This tool is a command-line application written in Python 3 that automatically add diacritics to raw undiacritized Arabic text. To accomplish this task, it uses several techniques: Deep Learning, rule-based and statistical corrections. The deep learning part was implemented using Tensorflow. It was released as a support for the research paper: "Multi-components system for automatic Arabic diacritization" which was presented in the ECIR2020 conference.
This tool is available as a Python 3 package pipeline-diacritizer
installable through pip
. For installation
instructions check the
Download and installation wiki page.
This tool has 4 main functions: preprocessing of the data, training on the processed data, testing, and restoring the diacritics of an undiacritized text. In addition, it can calculates some statistics on a given dataset and the ratio of Out-of-Vocabulary words in a testing set according to a train set.
This is a quick introduction to the most important ones, without mentioning all the possible options for each one. For
additional options, consider calling any subcommand with the option --help
or -h
(ex:
pipeline_diacritizer train --help
) or check the wiki
for more details.
Before feeding the new data to this application for training or testing, it needs to be converted to the standard format of this application: one sentence per line, where a sentence is delimited by a dot, a comma, or an end of line character.

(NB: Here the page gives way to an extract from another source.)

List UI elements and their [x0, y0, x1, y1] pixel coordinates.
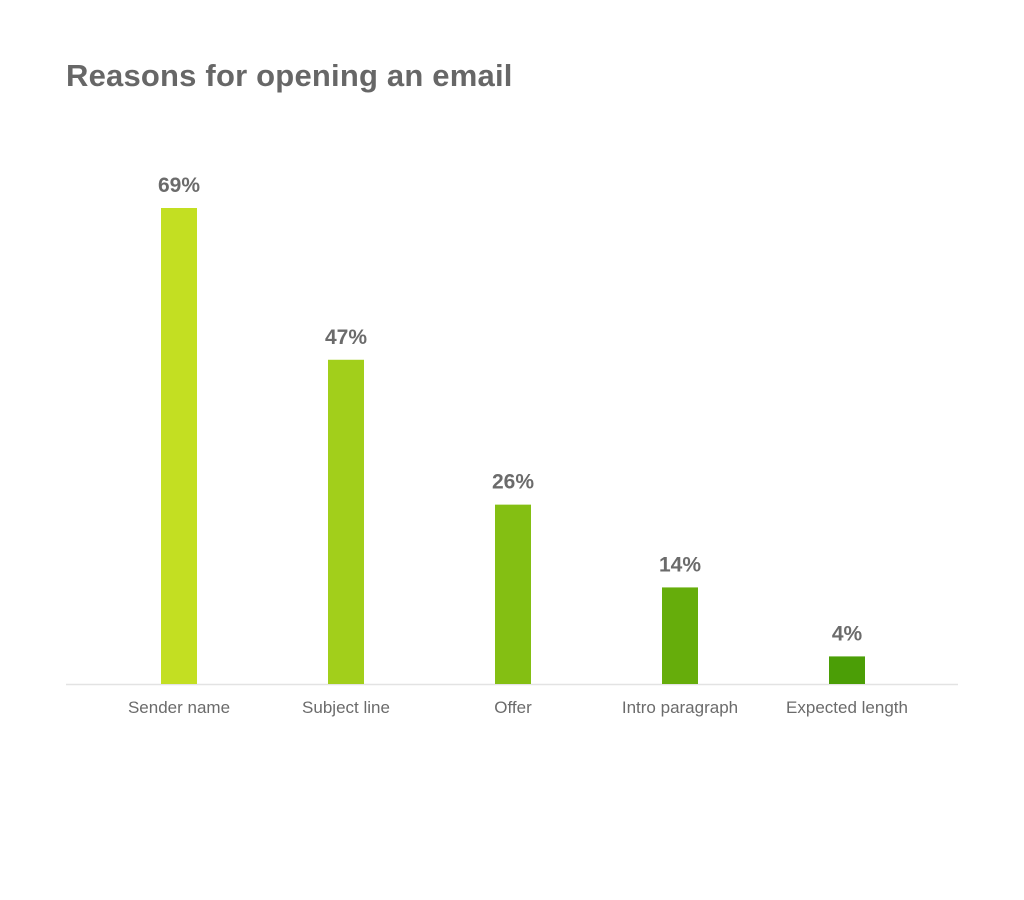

$ pipeline_diacritizer preprocess <source_file> <destination_file>
If the data is not yet partitioned into training, validation and testing sets, the program can help in this task using the following command:
$ pipeline_diacritizer partition <dataset_file>
To run the training and validation on selected training/validation sets, use the next command:
$ pipeline_diacritizer train --train-data <train_file> --val-data <val_file>
To evaluate the performances of the application on a testing set, use this command:
$ pipeline_diacritizer test <test_file>
The following command restores the diacritics of the Arabic words from the supplied text file and outputs a diacritized copy:
$ pipeline_diacritizer diacritize <text_file>
To get some statistics about the dataset, such as the count of tokens, arabic words, numbers... use the following command:
$ pipeline_diacritizer stat <dataset_file>
To calculate the ratio of the Out-of-Vocabulary words between the train set and the validation/test set, use the next command:
$ pipeline_diacritizer oov <train_file> <test_file>
Pipeline-diacritizer code is licensed under MIT License.